On 2020-04-02, Caveman Al Toraboran <toraboracave...@protonmail.com> wrote:
> On Wednesday, April 1, 2020 10:20 AM, Ian Zimmerman <i...@very.loosely.org> 
> wrote:
>
>> Normally the mail program works by execing /usr/sbin/sendmail to to the
>> hard part :-P Do you have it? It doesn't have to be the "real"
>> sendmail - any MTA program you install usually makes a symlink from
>> /usr/sbin/sendmail to itself.
>
> i got sendmail around.  but didn't do any configurations.
>
> what's the minimum configuration to do?  i'm really not planning
> anything ultra-professional.

Then DO NOT use sendmail.  Sendmail is only for the ultra-professional
who already knows how to configure it (not joking).

If all your mail gets sent via a single SMTP server at your ISP (or
wherever), then Sendmail is definitely not what you want.

> i hope it to send an email the shameless style (just send an smtp
> message to the smtp server where my email is hosted)

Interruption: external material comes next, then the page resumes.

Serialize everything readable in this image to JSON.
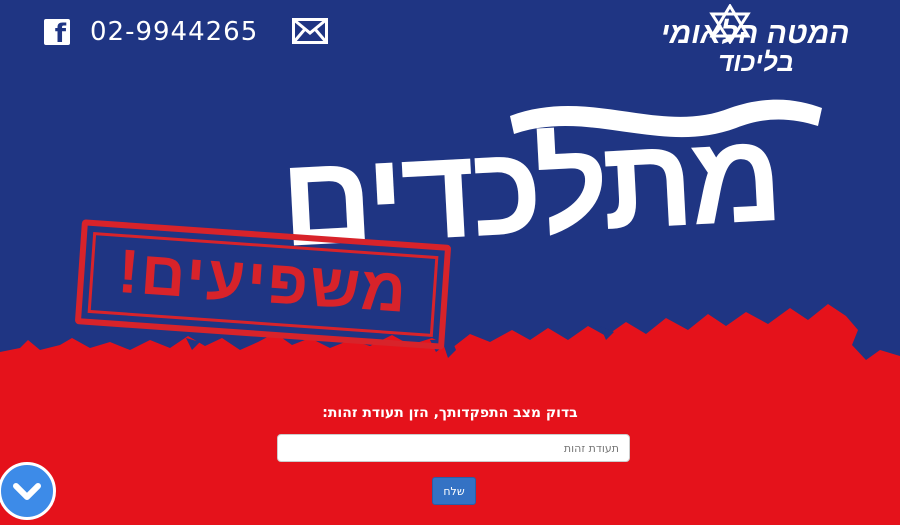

If you don't need local queueing (so you can send email while
offline), then I'd pick ssmtp.  NB: ssmtp is a bit old and in need of
a ebuild maintainer, so might not be my first choice if I wasn't
already familiar it.

https://wiki.archlinux.org/index.php/SSMTP

Nullmailer is also a good option with the added bonus of queueing
outbound mail while you're offline.:

https://github.com/bruceg/nullmailer
https://wiki.archlinux.org/index.php/Nullmailer

If you want something even more sophisticated (e.g. something that can
deliver mail locally and receive inbound mail using SMTP), then postfix
or exim would probably the be the next step up:

https://wiki.gentoo.org/wiki/Postfix
https://wiki.archlinux.org/index.php/Postfix

https://wiki.gentoo.org/wiki/Exim
https://wiki.archlinux.org/index.php/Exim

I've read claims that there are things you can do with sendmail that
Exim or Postfix can't handle, but I'm not sure I believe it.  I am
sure I'll never need to do any of those things.